- The paper introduces a novel framework that reinterprets object recognition as a next token prediction problem using language decoders.
- It leverages custom non-causal attention masking and one-shot sampling to efficiently generate object labels with improved recall.
- The method truncates a pre-trained language model to reduce complexity while achieving competitive performance versus models like CLIP.
Object recognition is essential in computer vision, which typically entails converting visual image data into identifiable object labels. A newly explored approach in object recognition frames this task as a next token prediction problem, traditionally used in language processing fields.
The central idea of the method is to utilize a language decoder that can auto-regressively predict text tokens from image embeddings to form labels. To do this, image embeddings generated by a model, like a Vision Transformer (ViT), are considered a prefix series of tokens to which object labels' tokens are appended as predictions.
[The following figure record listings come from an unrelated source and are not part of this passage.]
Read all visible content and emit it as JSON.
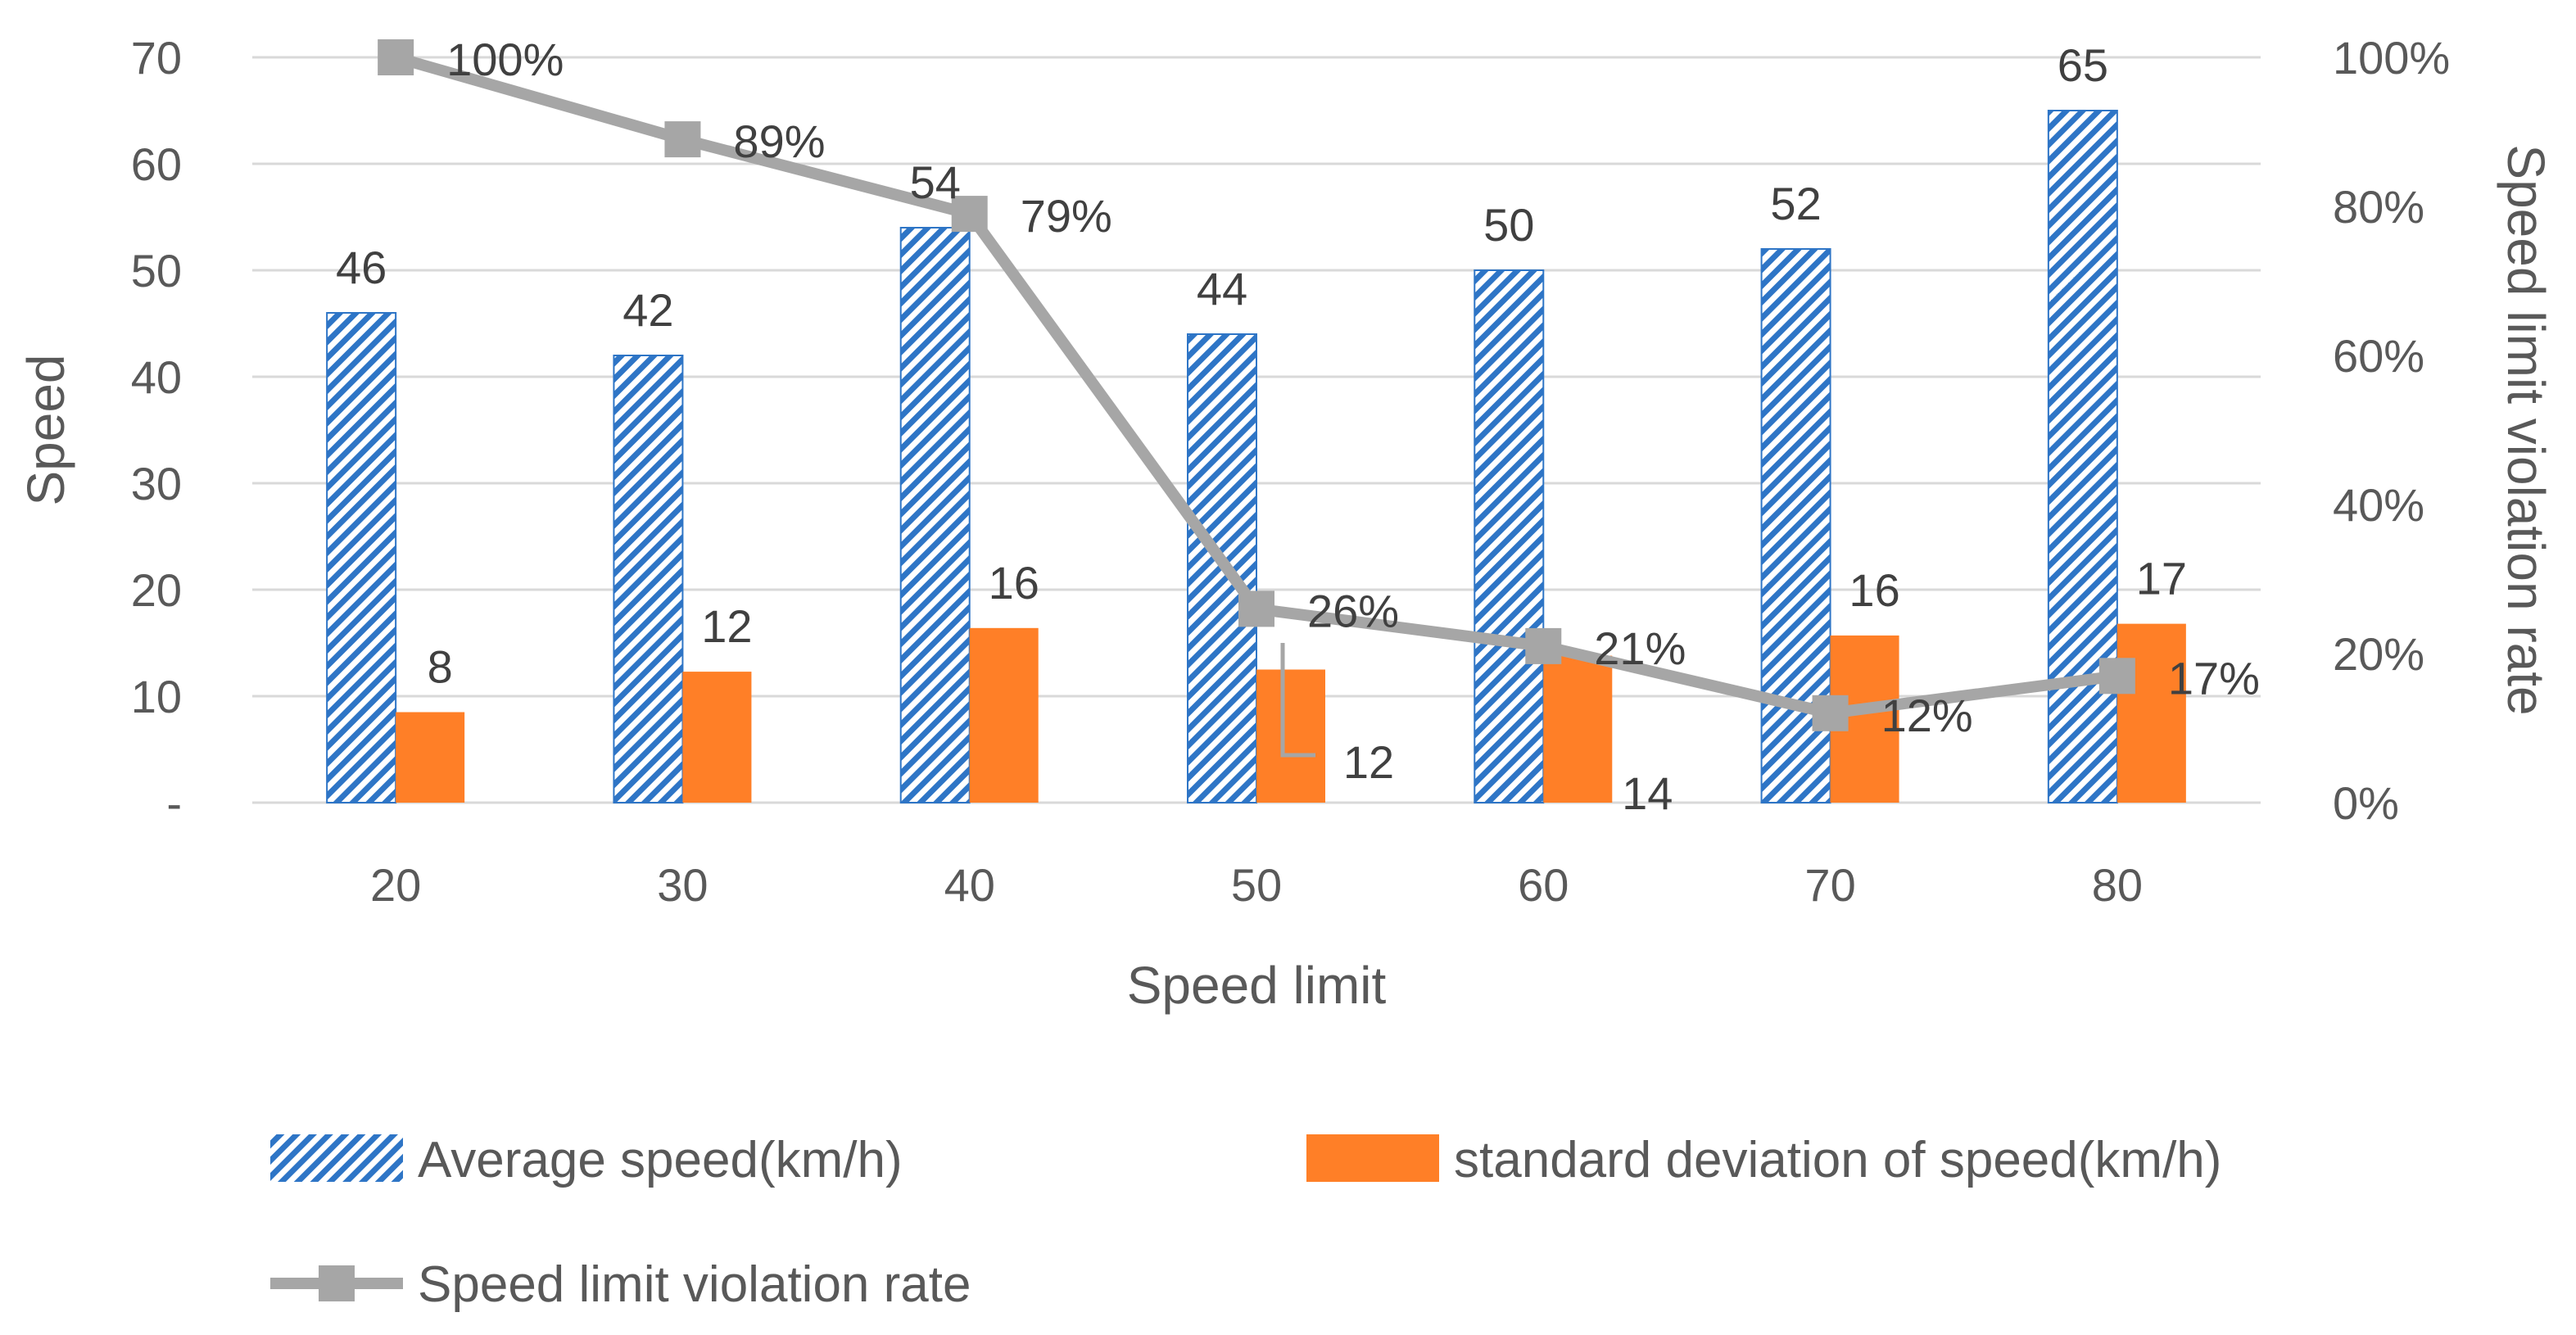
{
  "chart_data": {
    "type": "bar",
    "title": "",
    "xlabel": "Speed limit",
    "ylabel": "Speed",
    "y2label": "Speed limit violation rate",
    "categories": [
      "20",
      "30",
      "40",
      "50",
      "60",
      "70",
      "80"
    ],
    "ylim": [
      0,
      70
    ],
    "y_ticks": [
      "-",
      "10",
      "20",
      "30",
      "40",
      "50",
      "60",
      "70"
    ],
    "y2lim": [
      0,
      1
    ],
    "y2_ticks": [
      "0%",
      "20%",
      "40%",
      "60%",
      "80%",
      "100%"
    ],
    "series": [
      {
        "name": "Average speed(km/h)",
        "type": "bar",
        "axis": "left",
        "color": "#2E75C6",
        "pattern": "diagonal-stripes",
        "values": [
          46,
          42,
          54,
          44,
          50,
          52,
          65
        ],
        "labels": [
          "46",
          "42",
          "54",
          "44",
          "50",
          "52",
          "65"
        ]
      },
      {
        "name": "standard deviation of speed(km/h)",
        "type": "bar",
        "axis": "left",
        "color": "#FF7F27",
        "values": [
          8.5,
          12.3,
          16.4,
          12.5,
          13.8,
          15.7,
          16.8
        ],
        "labels": [
          "8",
          "12",
          "16",
          "12",
          "14",
          "16",
          "17"
        ]
      },
      {
        "name": "Speed limit violation rate",
        "type": "line",
        "axis": "right",
        "color": "#A6A6A6",
        "marker": "square",
        "values": [
          1.0,
          0.89,
          0.79,
          0.26,
          0.21,
          0.12,
          0.17
        ],
        "labels": [
          "100%",
          "89%",
          "79%",
          "26%",
          "21%",
          "12%",
          "17%"
        ]
      }
    ],
    "legend": {
      "position": "bottom"
    },
    "grid": true
  }
}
An adjustment called non-causal attention masking becomes pivotal within the decoder mechanism. This feature enables the model to treat tokens from distinct labels independently, while label tokens remain dependent on the image embeddings. The custom non-causal attention mask also encourages efficient sampling methods during inference.
One of the unique strategies introduced is the "one-shot sampling" methodology. It allows for the parallel sampling of multiple label tokens rather than the sequential token sampling seen in traditional approaches. This new method efficiently handles token predictions and ranking them by their likelihood without running into common repetition problems found in sequences.
For further efficiency, the paper proposes compacting a language decoder without sacrificing performance: a method they call "truncating the decoder." They demonstrate this by removing intermediate blocks from a pre-trained LLM, successfully reducing model complexity while maintaining effectiveness.
Comparisons with related works, including methods like CLIP and various auto-regressive visual-LLMs, indicate that this new framework can generate more relevant labels with higher recall rates while also being considerably more efficient. The paper also discusses the unique challenges of their methods, such as defining the labels, managing noisy data, and the competition issue during parallel sampling.
The authors suggest that future research could explore mitigation strategies for the competition issue in one-shot sampling and alternative adaptations of their method for more specialized tasks like fine-grained recognition or single-label predictions.
Overall, this novel framework significantly contributes to object recognition by reimagining it through the lens of auto-regressive LLMing and paving the way for more efficient processing and diverse label generation.